A bit about Genetics ( reference Catherine Whiteway)
The American Crested cavy owes it's distinctive forehead rosette to a single dominant gene, named Star (St) . This has no connection with the genes producing Abyssinians. The American Crested owes it's white in it's rosette to the "spotting" gene s, a partial recessive to S non spotted. Spotting refers to white marks of any shape or size. The markings are apparent at birth and remain unchanged throughout life. Ss pigs may have a white blaze, foot or head spot. Pigs with ss have varying degrees of white in the coat. Ss spotting tends towards the Dutch pattern ( many T&W pigs have a Dutch pattern even with three colours) Minor genes can help to fix the pattern.

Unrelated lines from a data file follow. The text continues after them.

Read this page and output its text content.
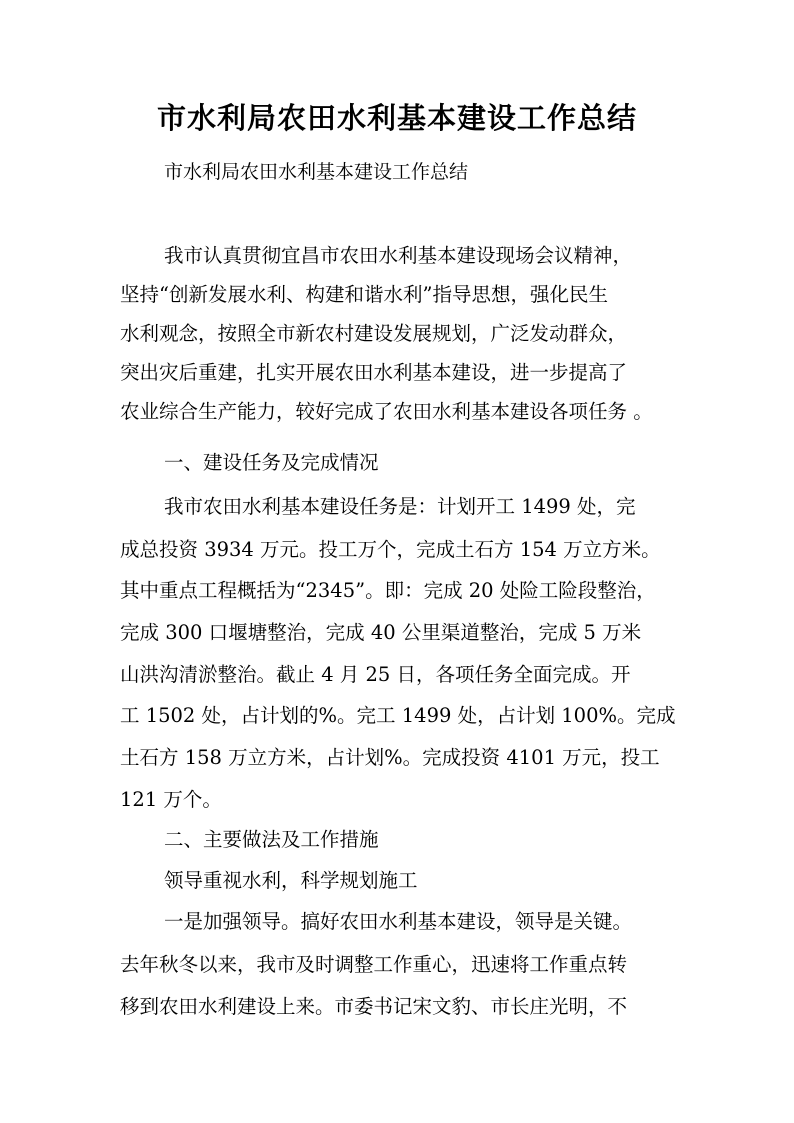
市水利局农田水利基本建设工作总结

市水利局农田水利基本建设工作总结

我市认真贯彻宜昌市农田水利基本建设现场会议精神，

坚持“创新发展水利、构建和谐水利”指导思想，强化民生

水利观念，按照全市新农村建设发展规划，广泛发动群众，

突出灾后重建，扎实开展农田水利基本建设，进一步提高了

农业综合生产能力，较好完成了农田水利基本建设各项任务 。

一、建设任务及完成情况

我市农田水利基本建设任务是：计划开工 1499 处，完

成总投资 3934 万元。投工万个，完成土石方 154 万立方米。

其中重点工程概括为“2345”。即：完成 20 处险工险段整治，

完成 300 口堰塘整治，完成 40 公里渠道整治，完成 5 万米

山洪沟清淤整治。截止 4 月 25 日，各项任务全面完成。开

工 1502 处，占计划的%。完工 1499 处，占计划 100%。完成

土石方 158 万立方米，占计划%。完成投资 4101 万元，投工

121 万个。

二、主要做法及工作措施

领导重视水利，科学规划施工

一是加强领导。搞好农田水利基本建设，领导是关键。

去年秋冬以来，我市及时调整工作重心，迅速将工作重点转

移到农田水利建设上来。市委书记宋文豹、市长庄光明，不
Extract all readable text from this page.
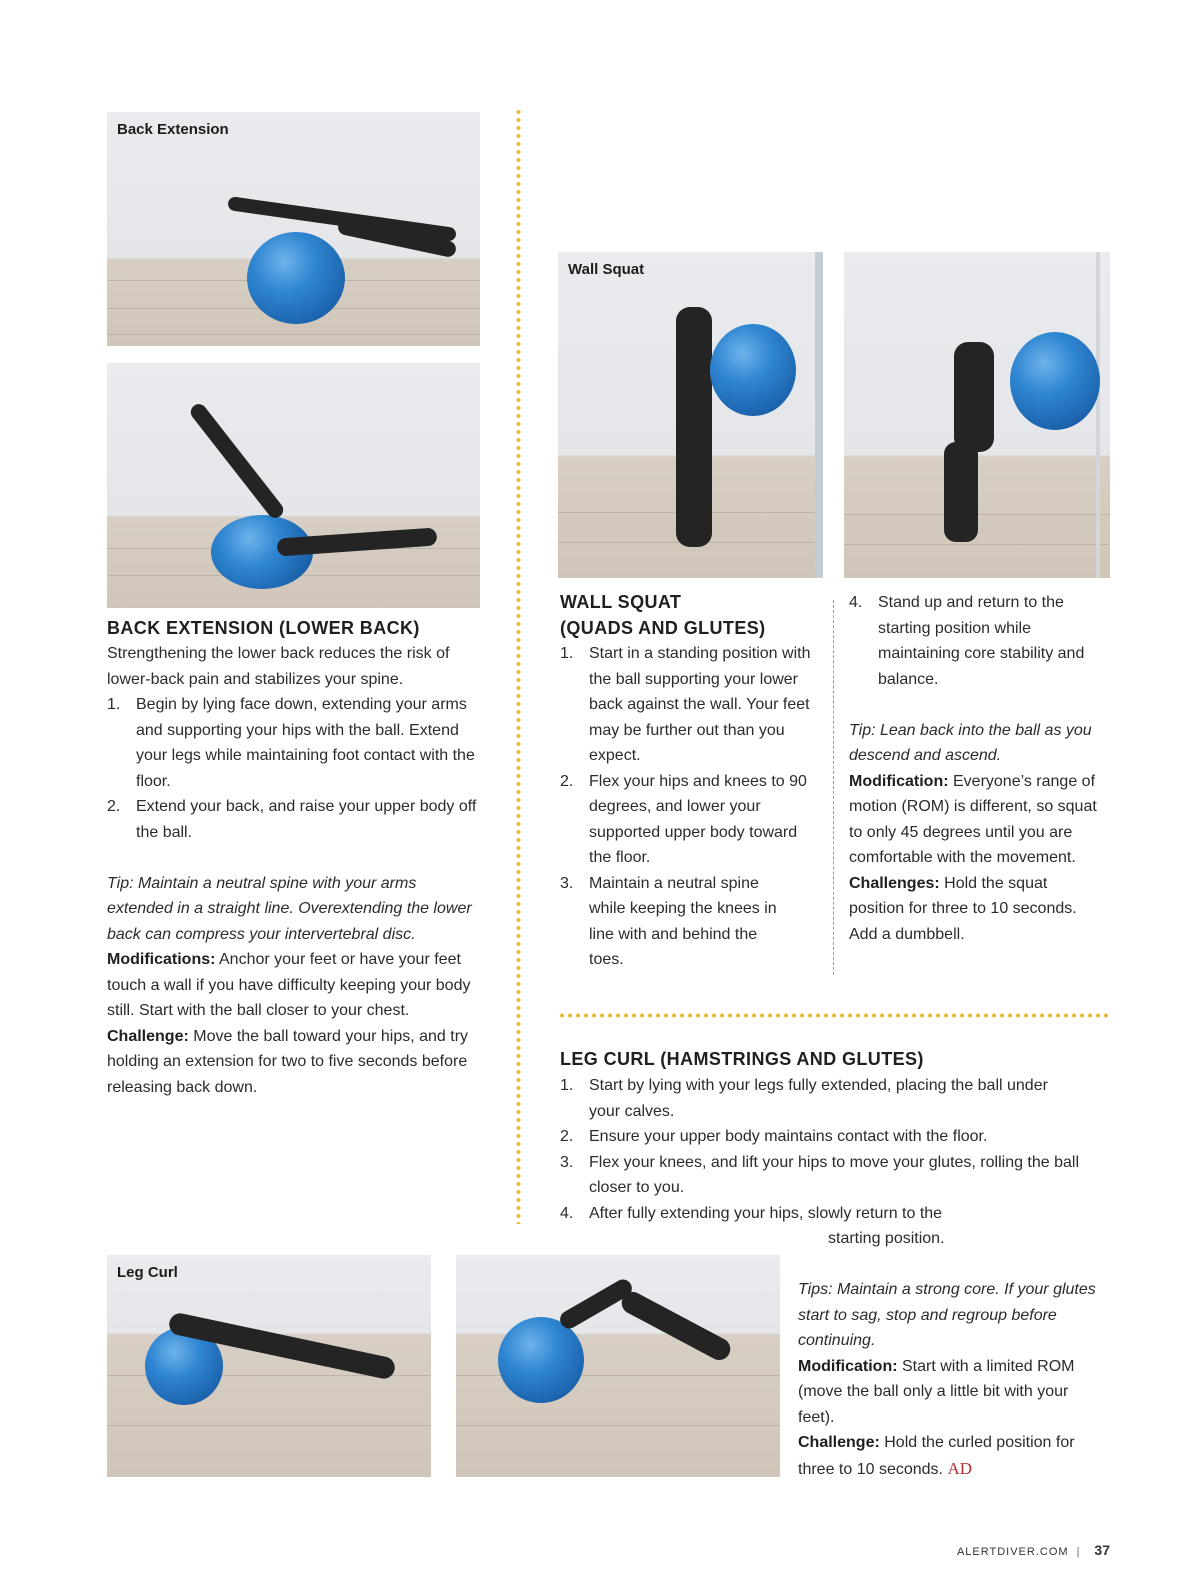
Back Extension
Wall Squat
Leg Curl
BACK EXTENSION (LOWER BACK)

Strengthening the lower back reduces the risk of lower-back pain and stabilizes your spine.

1. Begin by lying face down, extending your arms and supporting your hips with the ball. Extend your legs while maintaining foot contact with the floor.
2. Extend your back, and raise your upper body off the ball.

Tip: Maintain a neutral spine with your arms extended in a straight line. Overextending the lower back can compress your intervertebral disc.

Modifications: Anchor your feet or have your feet touch a wall if you have difficulty keeping your body still. Start with the ball closer to your chest.

Challenge: Move the ball toward your hips, and try holding an extension for two to five seconds before releasing back down.

WALL SQUAT
(QUADS AND GLUTES)
1. Start in a standing position with the ball supporting your lower back against the wall. Your feet may be further out than you expect.
2. Flex your hips and knees to 90 degrees, and lower your supported upper body toward the floor.
3. Maintain a neutral spine while keeping the knees in line with and behind the toes.
4. Stand up and return to the starting position while maintaining core stability and balance.

Tip: Lean back into the ball as you descend and ascend.

Modification: Everyone’s range of motion (ROM) is different, so squat to only 45 degrees until you are comfortable with the movement.

Challenges: Hold the squat position for three to 10 seconds. Add a dumbbell.

LEG CURL (HAMSTRINGS AND GLUTES)
1. Start by lying with your legs fully extended, placing the ball under your calves.
2. Ensure your upper body maintains contact with the floor.
3. Flex your knees, and lift your hips to move your glutes, rolling the ball closer to you.
4. After fully extending your hips, slowly return to the

starting position.

Tips: Maintain a strong core. If your glutes start to sag, stop and regroup before continuing.

Modification: Start with a limited ROM (move the ball only a little bit with your feet).

Challenge: Hold the curled position for three to 10 seconds. AD

ALERTDIVER.COM | 37
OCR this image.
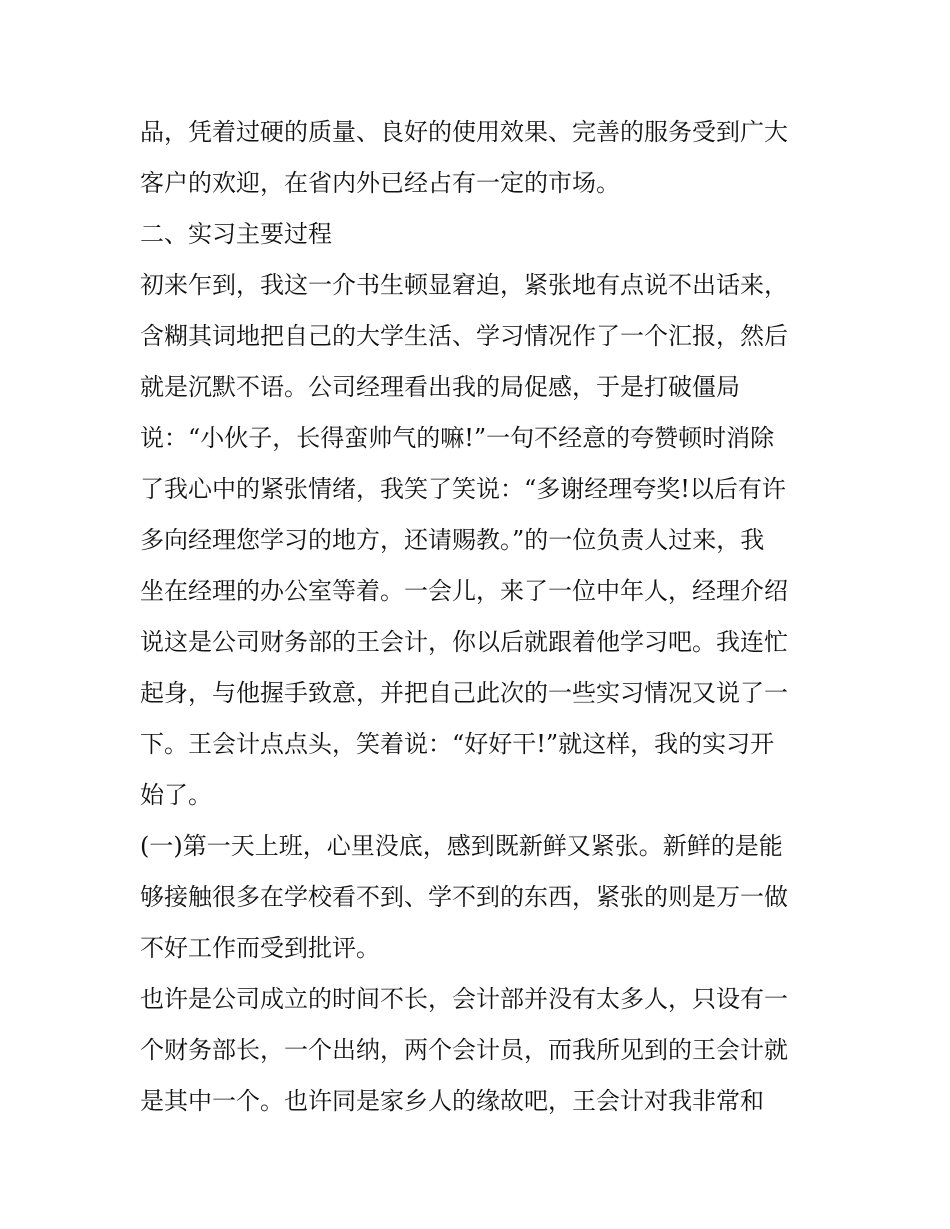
品，凭着过硬的质量、良好的使用效果、完善的服务受到广大
客户的欢迎，在省内外已经占有一定的市场。
二、实习主要过程
初来乍到，我这一介书生顿显窘迫，紧张地有点说不出话来，
含糊其词地把自己的大学生活、学习情况作了一个汇报，然后
就是沉默不语。公司经理看出我的局促感，于是打破僵局
说：“小伙子，长得蛮帅气的嘛!”一句不经意的夸赞顿时消除
了我心中的紧张情绪，我笑了笑说：“多谢经理夸奖!以后有许
多向经理您学习的地方，还请赐教。”的一位负责人过来，我
坐在经理的办公室等着。一会儿，来了一位中年人，经理介绍
说这是公司财务部的王会计，你以后就跟着他学习吧。我连忙
起身，与他握手致意，并把自己此次的一些实习情况又说了一
下。王会计点点头，笑着说：“好好干!”就这样，我的实习开
始了。
(一)第一天上班，心里没底，感到既新鲜又紧张。新鲜的是能
够接触很多在学校看不到、学不到的东西，紧张的则是万一做
不好工作而受到批评。
也许是公司成立的时间不长，会计部并没有太多人，只设有一
个财务部长，一个出纳，两个会计员，而我所见到的王会计就
是其中一个。也许同是家乡人的缘故吧，王会计对我非常和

Back to rosettes: the dominant gene R gives rosettes in the coat while rr cavies are smooth coated. The effect of R is enhanced by the modifying genes mm, so that RRmm cavies are fully rosetted. Rrmm cavies may lack some rosettes. Where the genotype is RrMM or RRMM the cavy nearly always has the hair on it's toes growing backwards up the foot or in small whirls. The rest of the coat usually is smooth, though occasionally there is a ridge down the back and or two rudimentary rosettes on each side of the spine ( the basics for Bonnets). R-Mm cavies nearly always have the two rosettes and a marked ridge between them ( the basics for the NZ Plumes).
The appearance of " side whiskers" in the occasional individual in otherwise smooth stock may not be caused in anyway described, as the offending hairs grow behind the jaws and the rest of the cavy is smooth coated. Some different unnamed factor or factors may be at work.